Getting it off (the moulds I mean) | SouthernPaddler.com

Getting it off (the moulds I mean)

DJR

Member
Apr 12, 2007
24
0
Melbourne, Victoria, Australia
Hi,

I have purchased plans for a TK1 racing kayak, as I'm in a marathon/flatwater paddling club and wanted something to compete in. Won't be my first build, as I'm doing a CLC C17 first. But I'm studiously studying the plans and getting it organised in my mind.

One big question that's come up...it's built on station moulds (10 of) with 4 bulkheads. Longitudinal stringers are located onto the moulds, and plywood panels attached to this (so no stitching, but otherwise like a cross between a S&G and larger plywood boat).
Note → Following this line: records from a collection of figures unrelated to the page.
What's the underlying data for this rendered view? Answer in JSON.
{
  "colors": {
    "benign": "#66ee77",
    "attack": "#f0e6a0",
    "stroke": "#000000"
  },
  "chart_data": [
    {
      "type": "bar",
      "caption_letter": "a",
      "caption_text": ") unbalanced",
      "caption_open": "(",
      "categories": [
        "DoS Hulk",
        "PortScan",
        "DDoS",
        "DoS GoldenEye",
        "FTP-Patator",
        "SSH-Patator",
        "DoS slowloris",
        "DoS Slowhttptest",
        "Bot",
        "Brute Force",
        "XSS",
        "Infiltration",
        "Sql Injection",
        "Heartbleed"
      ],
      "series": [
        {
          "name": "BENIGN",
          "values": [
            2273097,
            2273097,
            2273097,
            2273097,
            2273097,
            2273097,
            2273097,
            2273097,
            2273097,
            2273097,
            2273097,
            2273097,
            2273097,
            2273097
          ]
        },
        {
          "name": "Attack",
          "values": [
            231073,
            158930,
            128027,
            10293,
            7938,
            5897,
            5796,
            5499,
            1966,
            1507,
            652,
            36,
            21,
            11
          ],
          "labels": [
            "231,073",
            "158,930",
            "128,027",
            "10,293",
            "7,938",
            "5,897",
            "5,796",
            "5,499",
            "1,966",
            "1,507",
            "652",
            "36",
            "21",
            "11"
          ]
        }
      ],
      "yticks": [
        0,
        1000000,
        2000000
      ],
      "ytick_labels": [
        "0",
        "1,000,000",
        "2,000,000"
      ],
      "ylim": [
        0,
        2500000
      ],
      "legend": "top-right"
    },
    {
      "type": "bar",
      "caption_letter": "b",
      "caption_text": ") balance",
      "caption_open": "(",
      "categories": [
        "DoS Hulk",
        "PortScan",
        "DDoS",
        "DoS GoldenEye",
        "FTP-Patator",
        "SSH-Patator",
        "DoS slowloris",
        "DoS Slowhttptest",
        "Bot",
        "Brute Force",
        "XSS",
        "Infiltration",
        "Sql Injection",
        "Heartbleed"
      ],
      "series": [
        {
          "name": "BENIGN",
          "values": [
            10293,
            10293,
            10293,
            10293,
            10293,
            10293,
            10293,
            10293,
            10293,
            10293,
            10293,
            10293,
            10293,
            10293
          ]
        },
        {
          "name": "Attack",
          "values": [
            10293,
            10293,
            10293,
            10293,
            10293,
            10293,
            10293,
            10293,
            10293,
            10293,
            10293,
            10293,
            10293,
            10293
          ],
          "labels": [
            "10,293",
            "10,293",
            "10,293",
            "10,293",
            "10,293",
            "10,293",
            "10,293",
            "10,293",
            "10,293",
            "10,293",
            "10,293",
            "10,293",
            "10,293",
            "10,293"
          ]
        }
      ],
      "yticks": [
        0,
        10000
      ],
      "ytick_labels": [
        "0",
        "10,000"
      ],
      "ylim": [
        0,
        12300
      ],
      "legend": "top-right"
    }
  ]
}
So, the question is...the stringers are rebated into the moulds (so the ply lies on the mould outlines), and so I can't see how the moulds are removed once it's together (the lower part only, deck is put on once it's out).

Should I cut them in half, reassemble on backing pieces, and then take them apart when it's done? Or are they usually pushed out at an angle (twisted out)?

Anyone built like this, and know how I'd get them out?

Hope the question makes sense!

Regards,
Darren
Australia
 

DJR

Member
Apr 12, 2007
24
0
Melbourne, Victoria, Australia
Hi Matt,

Yes, the moulds are attached to a strongback and the kayak built up-side down. Then removed from the moulds, turned over and decked.

Just not sure how to do the "remove from moulds" bit as the chines/stringers sit in them. But it's how a lot of boats are built so it must be possible!

Regards,
Darren
 

DJR

Member
Apr 12, 2007
24
0
Melbourne, Victoria, Australia
I should add that I'm building David's design as he's the only one I've found who does a TK1 class kayak that meets the competition specs. I think TK class may be a purely Australian thing used for our flatwater races (mainly on rivers) as sea kayaks aren't fast enough, and K1's are pretty unstable and tkae a high skill level.

I've had a lot of interest form fellow paddlers as the weight should come in at that of a kevlar boat - around 12kgs fully fitted out - and can be done for a lot less - cheaper than fiberglass and lighter than that too.

Regards,
Darren
 

hairymick

Well-Known Member
Dec 8, 2005
2,107
2
Queensland, Australia
G'day Darren,

Are you the Darren on the Aussie Woodworkers forum? :D

Mate, I wouldn't have a clue how you would go about removing the stations. VERY CAREFULLY, I would imagine.

I have liked the Payne designs for years but his build processes seem a little too complex for me.

Good luck with your build mate. Please share with us some piccies of your build.
 

DJR

Member
Apr 12, 2007
24
0
Melbourne, Victoria, Australia
Hi,

Yes Mick, that's me :D And I won a free pass to the Melbourne Woodwork show from the forum so am very excited! David does do nice designs, I wouldn't mind building one of his motor launches one day as a bigger fishing boat, but that's a long way off!

Keith, it's a ply on frame kayak, although he does do a strip-built (round hull) version of a K1. This one is abit more stable for me being hard chine.

Unless I hear otherwise from David, I'll probably make the moulds in 2 pieces and join them on the centreline, then be able to remove them in 2 parts once it's assembled.

I may even try, for a second one, as S&G without the stringers...not sure of the rigidity though, being 3mm ply.

Thanks for the input and I'll definitely post pics once I start.